Screw BP! Make Your Own Fuel Instead
Kenji Fuse
The talk will begin by mixing a litre of used vegetable oil with an alcohol- based catalyst in a pop bottle, and the audience will then witness the reaction — separation of the biodiesel phase from the glycerin phase.
The talk will discuss the Island Biodiesel co-op’s mixed benefits: activity as a legitimate ‘business’, providing income for local co-op members, while serving as a form of environmental and community activism by reducing greenhouse gas emissions, keeping energy dollars in the local economy, and keeping those same dollars from going to the petroleum industry.
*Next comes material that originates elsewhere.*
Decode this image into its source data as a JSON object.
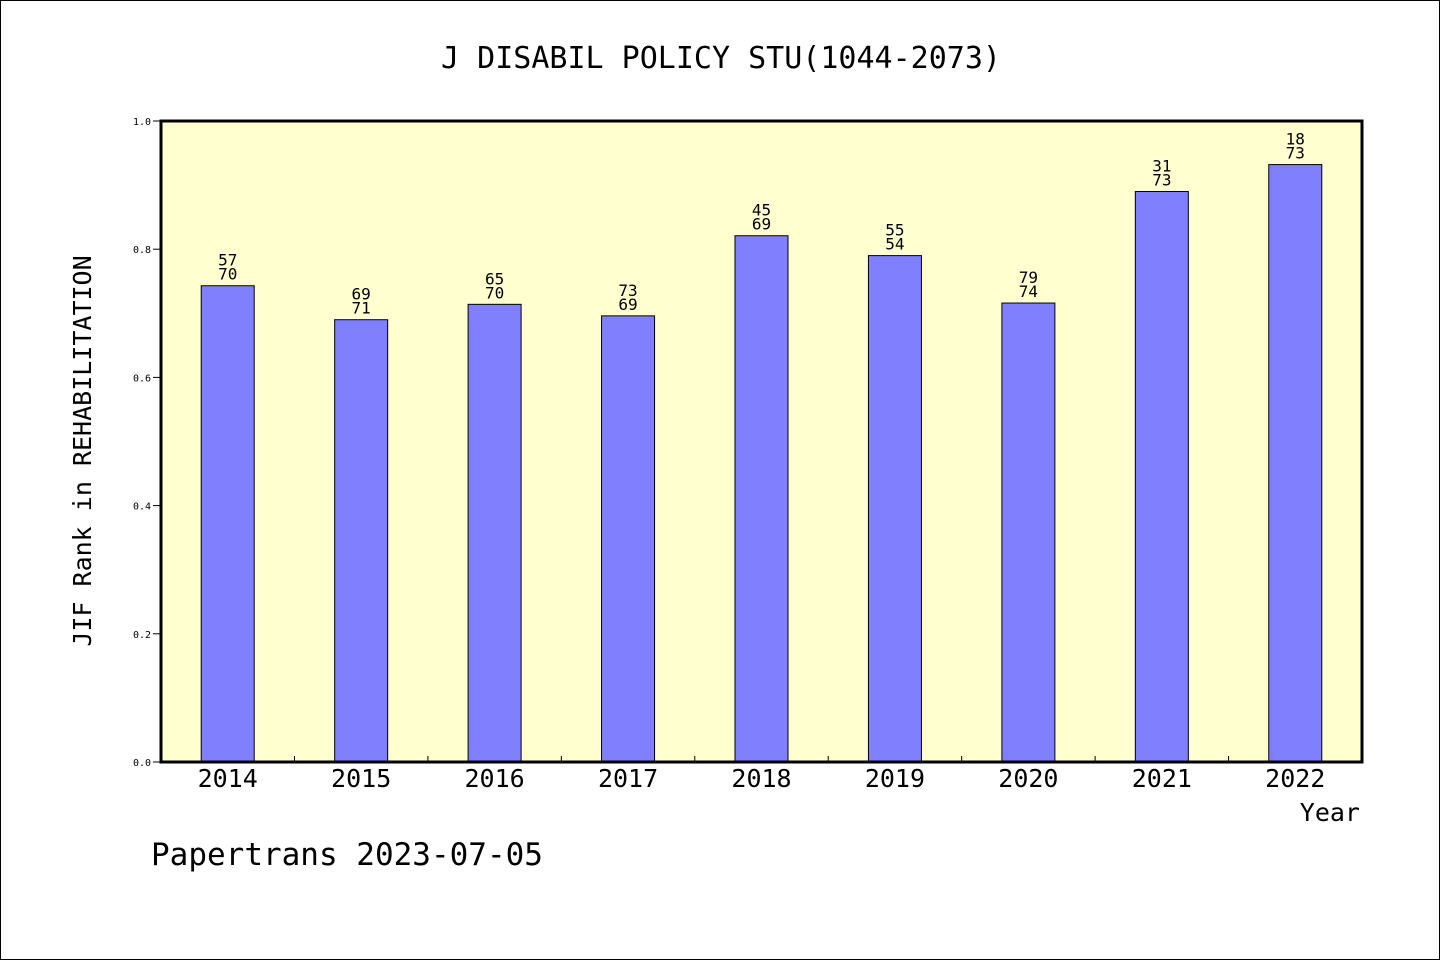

The talk will also describe the lessons learnt by the speaker, including: the future is dirty, not clean, and we better learn to start cleaning up our messes (from fuel waste, to agriculural waste, to our own excrement); the current hostility facing the renewable energy sector in BC, especially in regards to increasingly hidden subsidies to the petroleum industry, the questionable environmental benefits of new Hydro initiatives, the desire to overturn the ban on drilling and oil tanker traffic; and the ongoing relinquishment of commitments to renewables.
In particular, the current new carbon tax makes the fossil carbon in biodiesel taxed over 17 times higher than in petro-diesel. Finally, the talk will conclude with a desciption of the skills required for the new job opportunities which will unfold over the next century — not engineers or consultants, but composters, cleaners, recyclers, janitors and salvagers.